Face à cet effondrement de l’économie, les pays développés mettent en œuvre des politiques publiques massives et des plans de soutien budgétaires et financiers afin d’en compenser les effets dévastateurs sur le plan sanitaire mais surtout sur le plan économique (soutien aux entreprises) et social (compensation du chômage, total ou partiel). Les pays à revenu faible ou intermédiaire ne semblent pas du tout en capacité, sur tous ces fronts, de mettre en place des politiques publiques comparables.

La pandémie actuelle appelle à réfléchir au renforcement des politiques de santé publique qui affectent directement les droits fondamentaux des populations et à repenser les politiques publiques dans le cadre d’un reformatage de la mondialisation.

Enfin, c’est le cadre environnemental des populations, en particulier l’appauvrissement des espaces de biodiversité et les interactions accrues entre les humains et les animaux qu’il conviendra de questionner.
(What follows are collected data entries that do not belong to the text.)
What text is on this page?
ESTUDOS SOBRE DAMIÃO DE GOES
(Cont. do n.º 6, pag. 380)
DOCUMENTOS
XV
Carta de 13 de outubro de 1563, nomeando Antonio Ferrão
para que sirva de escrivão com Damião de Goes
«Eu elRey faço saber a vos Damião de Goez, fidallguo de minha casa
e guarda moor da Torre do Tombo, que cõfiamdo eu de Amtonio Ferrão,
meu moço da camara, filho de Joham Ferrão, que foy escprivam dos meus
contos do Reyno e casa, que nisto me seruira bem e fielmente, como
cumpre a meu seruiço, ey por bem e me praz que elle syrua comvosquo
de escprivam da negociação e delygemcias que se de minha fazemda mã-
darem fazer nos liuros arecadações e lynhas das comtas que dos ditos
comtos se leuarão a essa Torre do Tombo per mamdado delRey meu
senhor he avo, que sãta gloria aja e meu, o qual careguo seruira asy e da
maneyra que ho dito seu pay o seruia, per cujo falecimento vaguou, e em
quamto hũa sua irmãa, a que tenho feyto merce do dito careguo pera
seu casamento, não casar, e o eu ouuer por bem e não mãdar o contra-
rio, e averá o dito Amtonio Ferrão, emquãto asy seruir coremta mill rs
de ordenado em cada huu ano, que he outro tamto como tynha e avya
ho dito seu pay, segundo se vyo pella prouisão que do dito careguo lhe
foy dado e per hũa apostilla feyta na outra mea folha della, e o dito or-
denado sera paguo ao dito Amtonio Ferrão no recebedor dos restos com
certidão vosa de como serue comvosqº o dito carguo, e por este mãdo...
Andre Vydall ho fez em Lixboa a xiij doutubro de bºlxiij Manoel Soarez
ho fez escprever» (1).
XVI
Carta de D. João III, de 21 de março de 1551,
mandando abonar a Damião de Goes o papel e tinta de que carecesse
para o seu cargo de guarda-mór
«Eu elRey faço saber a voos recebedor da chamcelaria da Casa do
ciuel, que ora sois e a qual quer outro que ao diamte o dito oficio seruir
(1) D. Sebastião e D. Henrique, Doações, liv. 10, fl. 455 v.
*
En effet, sous l’effet des migrations et des échanges en constante augmentation, l’affaiblissement des barrières entre espèces avec la multiplication transnationale des marchés et des trafics et de la consommation d’animaux sauvages et la proximité de plus en plus grande des élevages industriels des zones périurbaines ont accru les risques pandémiques de tous ordres. C’est donc à l’échelle du monde que devraient être pensées et coordonnées les politiques publiques environnementales et de protection de la biodiversité sous peine de voir se démultiplier des opportunités infectieuses qui affecteront les dynamiques démographiques planétaires.